In terms of Congressional contests, voters are likely to once again elect a highly fragmented legislature. No single party is likely to earn a majority of seats in the 158-member Congress. The Patriotic Party of the disgraced former president and vice president is likely to suffer the greatest number of losses. Still, it is not entirely clear who the party’s losses might benefit. It is possible that Amílcar Pop’s Frente Amplio URNG-Winaq, a leftist coalition, and Nineth Montenegro’s Encuentro por Guatemala will benefit from the lost “prestige” of the main political parties. Pop and Montenegro were the representatives at the forefront of the fight in congress to take down the corrupt Pérez Molina administration.  

There’s also quite a bit of disappointment heading into Sunday’s elections. While the country has rejoiced with the legal actions against the former vice president and president, as well as dozens of other individuals linked to corruption in recent months, Sunday’s elections are unlikely to lead to another huge step forward for the rule of law in Guatemala. The United Nations-backed International Commission Against Impunity in Guatemala (CICIG) recently produced a report on campaign financing in Guatemala.

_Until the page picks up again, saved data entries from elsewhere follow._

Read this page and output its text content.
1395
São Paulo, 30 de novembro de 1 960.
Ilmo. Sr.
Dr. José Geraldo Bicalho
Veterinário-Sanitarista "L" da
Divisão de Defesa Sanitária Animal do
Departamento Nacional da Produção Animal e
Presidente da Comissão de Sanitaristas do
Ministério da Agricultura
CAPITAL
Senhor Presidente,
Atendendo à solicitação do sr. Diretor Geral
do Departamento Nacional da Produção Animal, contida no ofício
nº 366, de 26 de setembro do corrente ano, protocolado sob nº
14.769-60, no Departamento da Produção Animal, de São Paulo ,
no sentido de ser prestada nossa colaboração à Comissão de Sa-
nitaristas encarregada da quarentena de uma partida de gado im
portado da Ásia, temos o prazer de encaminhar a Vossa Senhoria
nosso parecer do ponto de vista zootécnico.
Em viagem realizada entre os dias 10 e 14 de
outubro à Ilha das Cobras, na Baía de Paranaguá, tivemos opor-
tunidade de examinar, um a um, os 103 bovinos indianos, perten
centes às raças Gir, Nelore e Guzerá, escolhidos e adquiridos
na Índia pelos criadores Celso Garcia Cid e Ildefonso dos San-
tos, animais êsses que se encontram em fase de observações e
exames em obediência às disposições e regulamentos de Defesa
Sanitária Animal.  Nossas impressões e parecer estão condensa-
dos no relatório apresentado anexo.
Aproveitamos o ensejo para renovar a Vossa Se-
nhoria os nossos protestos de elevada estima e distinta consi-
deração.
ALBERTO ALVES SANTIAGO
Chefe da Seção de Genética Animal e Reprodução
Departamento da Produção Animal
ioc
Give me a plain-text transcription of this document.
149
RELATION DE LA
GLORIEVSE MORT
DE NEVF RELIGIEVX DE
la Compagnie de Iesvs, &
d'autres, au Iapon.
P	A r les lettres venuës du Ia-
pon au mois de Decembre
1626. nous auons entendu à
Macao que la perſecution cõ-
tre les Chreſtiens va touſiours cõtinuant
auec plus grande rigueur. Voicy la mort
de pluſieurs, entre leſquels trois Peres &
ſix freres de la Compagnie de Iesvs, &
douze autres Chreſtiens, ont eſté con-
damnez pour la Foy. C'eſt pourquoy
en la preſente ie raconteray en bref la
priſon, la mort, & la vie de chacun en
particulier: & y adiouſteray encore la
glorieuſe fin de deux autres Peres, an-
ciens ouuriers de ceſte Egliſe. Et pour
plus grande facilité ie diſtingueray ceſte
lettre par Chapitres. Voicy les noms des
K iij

The report alleges that over 50 percent of campaign contributions have come from wealthy elites and businessmen, and through various forms of corruption. 

On top of this, there are also serious questions concerning the credentials of the main presidential candidates, almost all of whom are linked in one way or another to various corruption scandals. It is not clear that postponing Sunday’s elections would have led to the wholesale depuration of candidate lists, but it is pretty clear that many of the candidates elected on Sunday will have already been touched by corruption and organized crime. While the resignations of the president and vice president and the criminal proceedings begun against each of them are extremely important developments for Guatemala, the same sort of vigilance and citizen activism will be needed over the next four years if there’s to be hope for a cleaner national politics. Alejandro Maldonado, who became president following Pérez’s resignation, has been associated with far-right elements for the last half-century and was a member of the Constitutional Court that overturned the historic conviction of former dictator Efraín Ríos Montt on charges of genocide and crimes against humanity.

Still, there is hope. Guatemala’s public prosecutor’s office and the CICIG have achieved many victories over the last few years, and accomplished many things in service to a potentially brighter future. They have successfully prosecuted high-ranking government and police officials and dismantled organized crime networks.  As a result of their joint efforts, the country’s criminal justice system is much stronger than it was four years ago and is now the envy of those in the Northern Triangle. A broad cross section of citizens has engaged in sustained mobilization for months now and appears ready to do so into the future. Guatemala’s justice system and citizens have put those vying for political office on notice. Their message is clear: “We might not be able to take down every corrupt political and economic official in the country, but don’t be mistaken. No one is above the law.”